Reprinted with Permission by Quest Software March 2006


What is True Native?

Each of the currently available (non-native) methods for managing XML in relational databases attempts to make XML conform to the relational model in some way. These approaches include:

Shredding. Most major RDBMSs (including DB2) support shredding. Shredding involves defining a relational schema that corresponds to the XML (for example, representing parent/child relationships in the XML as one or more child tables in a referential integrity constraint with its parent) and defining a mapping from the XML data to the relational schema.

Shredding is a good fit in existing relational environments. However, mapping can be complex and fragile, and you must define a mapping for each XML document you want to store. If the XML schema changes, the mapping may no longer be valid or may require a complex change process. Once decomposed, the data ceases to be XML, loses any digital signature, and becomes difficult and expensive to reconstruct (often requiring many joins).

Storing XML as a CLOB. All major vendors support storing entire XML documents in a variable length character type (VARCHAR) or as CLOBs. If XML documents are inserted into CLOB or VARCHAR columns, they are typically inserted as unparsed text objects. CLOBs preserve the original document and provide uniform handling of any XML, including highly volatile schemas.

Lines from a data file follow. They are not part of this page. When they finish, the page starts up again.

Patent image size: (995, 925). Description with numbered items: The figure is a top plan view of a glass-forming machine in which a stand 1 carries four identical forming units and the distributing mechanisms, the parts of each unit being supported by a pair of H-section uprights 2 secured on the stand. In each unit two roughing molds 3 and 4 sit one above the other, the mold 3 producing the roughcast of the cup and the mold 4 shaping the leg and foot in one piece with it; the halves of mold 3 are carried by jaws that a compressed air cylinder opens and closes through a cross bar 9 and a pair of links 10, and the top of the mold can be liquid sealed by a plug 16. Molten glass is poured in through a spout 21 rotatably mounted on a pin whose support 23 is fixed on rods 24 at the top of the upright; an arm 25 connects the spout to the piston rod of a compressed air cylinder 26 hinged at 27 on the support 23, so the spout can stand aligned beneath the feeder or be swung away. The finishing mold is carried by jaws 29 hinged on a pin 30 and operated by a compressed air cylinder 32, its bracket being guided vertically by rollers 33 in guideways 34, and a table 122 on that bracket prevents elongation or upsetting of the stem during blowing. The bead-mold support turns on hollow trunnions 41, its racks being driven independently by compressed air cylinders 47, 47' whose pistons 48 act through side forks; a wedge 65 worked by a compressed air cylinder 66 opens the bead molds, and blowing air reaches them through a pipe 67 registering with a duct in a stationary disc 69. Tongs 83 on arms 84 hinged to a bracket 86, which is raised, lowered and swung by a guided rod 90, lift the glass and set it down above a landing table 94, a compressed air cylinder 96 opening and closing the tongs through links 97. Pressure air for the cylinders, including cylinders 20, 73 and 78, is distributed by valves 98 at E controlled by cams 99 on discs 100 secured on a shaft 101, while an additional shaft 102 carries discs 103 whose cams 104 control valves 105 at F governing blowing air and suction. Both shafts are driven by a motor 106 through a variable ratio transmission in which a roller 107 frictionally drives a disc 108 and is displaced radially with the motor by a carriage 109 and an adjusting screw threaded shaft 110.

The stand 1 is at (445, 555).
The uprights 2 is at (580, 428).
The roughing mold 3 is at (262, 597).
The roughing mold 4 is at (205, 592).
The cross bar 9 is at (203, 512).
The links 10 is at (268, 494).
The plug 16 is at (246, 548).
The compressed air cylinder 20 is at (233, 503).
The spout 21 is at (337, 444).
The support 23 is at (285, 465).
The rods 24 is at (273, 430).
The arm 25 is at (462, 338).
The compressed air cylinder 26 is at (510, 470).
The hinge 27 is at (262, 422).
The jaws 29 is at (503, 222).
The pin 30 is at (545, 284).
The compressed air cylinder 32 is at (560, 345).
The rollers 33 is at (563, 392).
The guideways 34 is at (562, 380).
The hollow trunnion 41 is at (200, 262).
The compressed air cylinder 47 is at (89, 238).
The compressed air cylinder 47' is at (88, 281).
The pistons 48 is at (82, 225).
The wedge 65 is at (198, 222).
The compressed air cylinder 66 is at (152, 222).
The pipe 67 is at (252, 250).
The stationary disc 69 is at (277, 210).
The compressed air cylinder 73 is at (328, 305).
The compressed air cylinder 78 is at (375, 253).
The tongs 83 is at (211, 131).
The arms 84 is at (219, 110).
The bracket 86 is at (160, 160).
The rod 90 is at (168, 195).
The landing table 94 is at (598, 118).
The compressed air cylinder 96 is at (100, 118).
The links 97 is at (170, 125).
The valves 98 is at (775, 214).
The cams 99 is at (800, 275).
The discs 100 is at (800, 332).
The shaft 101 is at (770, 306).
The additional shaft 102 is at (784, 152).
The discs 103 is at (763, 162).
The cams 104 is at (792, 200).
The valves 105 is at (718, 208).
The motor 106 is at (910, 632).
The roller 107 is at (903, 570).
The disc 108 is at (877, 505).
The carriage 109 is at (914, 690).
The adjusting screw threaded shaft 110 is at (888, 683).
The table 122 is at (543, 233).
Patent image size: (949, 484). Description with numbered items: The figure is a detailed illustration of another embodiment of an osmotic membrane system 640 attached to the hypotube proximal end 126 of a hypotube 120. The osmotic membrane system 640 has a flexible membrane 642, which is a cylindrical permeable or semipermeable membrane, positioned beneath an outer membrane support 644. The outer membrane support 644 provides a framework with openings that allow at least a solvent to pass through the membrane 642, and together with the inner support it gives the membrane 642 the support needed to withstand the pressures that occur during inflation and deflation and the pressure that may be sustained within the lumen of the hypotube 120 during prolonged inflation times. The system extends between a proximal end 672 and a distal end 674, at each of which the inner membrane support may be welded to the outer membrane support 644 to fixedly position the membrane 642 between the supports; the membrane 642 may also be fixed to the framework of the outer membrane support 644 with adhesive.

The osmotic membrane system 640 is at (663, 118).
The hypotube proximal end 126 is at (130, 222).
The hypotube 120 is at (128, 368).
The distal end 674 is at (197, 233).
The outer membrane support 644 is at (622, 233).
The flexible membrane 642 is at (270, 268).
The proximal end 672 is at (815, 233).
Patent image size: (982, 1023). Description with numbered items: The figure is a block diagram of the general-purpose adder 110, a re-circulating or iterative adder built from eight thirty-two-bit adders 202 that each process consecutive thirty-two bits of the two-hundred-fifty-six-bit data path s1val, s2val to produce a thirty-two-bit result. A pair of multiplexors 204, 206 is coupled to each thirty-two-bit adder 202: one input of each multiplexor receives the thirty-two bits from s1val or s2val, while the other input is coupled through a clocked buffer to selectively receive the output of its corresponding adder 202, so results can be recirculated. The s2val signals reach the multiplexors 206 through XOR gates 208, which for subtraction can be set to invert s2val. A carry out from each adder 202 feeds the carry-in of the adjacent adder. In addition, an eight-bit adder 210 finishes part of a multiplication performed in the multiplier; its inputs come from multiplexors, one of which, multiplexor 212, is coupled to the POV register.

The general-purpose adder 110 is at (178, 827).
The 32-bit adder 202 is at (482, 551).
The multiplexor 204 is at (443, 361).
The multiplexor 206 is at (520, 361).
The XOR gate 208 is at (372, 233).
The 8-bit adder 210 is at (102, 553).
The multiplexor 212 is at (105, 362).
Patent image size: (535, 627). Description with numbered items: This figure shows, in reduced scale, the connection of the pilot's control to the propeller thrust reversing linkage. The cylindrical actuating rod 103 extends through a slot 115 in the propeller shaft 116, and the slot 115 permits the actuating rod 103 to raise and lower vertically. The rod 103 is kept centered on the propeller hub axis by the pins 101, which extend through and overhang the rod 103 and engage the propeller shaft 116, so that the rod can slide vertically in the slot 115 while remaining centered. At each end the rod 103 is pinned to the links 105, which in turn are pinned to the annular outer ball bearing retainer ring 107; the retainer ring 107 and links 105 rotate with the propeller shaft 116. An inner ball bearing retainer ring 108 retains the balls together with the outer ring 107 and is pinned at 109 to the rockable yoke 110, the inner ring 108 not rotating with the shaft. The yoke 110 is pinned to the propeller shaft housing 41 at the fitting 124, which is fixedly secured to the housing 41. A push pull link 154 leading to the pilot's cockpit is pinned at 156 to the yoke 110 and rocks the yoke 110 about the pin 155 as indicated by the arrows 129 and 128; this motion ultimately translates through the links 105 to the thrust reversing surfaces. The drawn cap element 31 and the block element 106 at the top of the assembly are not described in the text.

Avoiding XML parsing at insert time guarantees high insert performance. However, without XML parsing, XML document structure is entirely ignored. This precludes the database from doing intelligent and efficient search and subdocument level extract operations on the stored text objects. The only remedy is to invoke the XML parser at query execution time to "look into" the XML documents so that search conditions can be evaluated. The high insert performance comes at the cost of low search and extract performance.

BLOB (pseudo native). BLOB-based storage is conceptually similar to CLOB storage; however, instead of storing the XML data as a preparsed string, BLOBs store it in a proprietary post-parse binary representation. This approach is sometimes called pseudo native, because the data representation remains in XML within the BLOB.

However, the underlying storage for a document is virtualized as a single contiguous byte range, which can cause performance problems. Updating can require the entire document to be rewritten (and locked). Access to portions of the document might require the entire document to be read from disk.

True native. True native storage holds the post-parsed data on disk, enabling individual nodes of the data model to be stored independently-that is, not as a stream-and then interconnected. True native storage provides the advantages of BLOB and CLOB, but resolves the remaining performance issues because the document storage isn't virtualized as a single contiguous byte range. The storage for the entire set of documents is virtualized as a contiguous byte range; however, individual nodes can be relocated in this range with minimal impact on other nodes and indexing.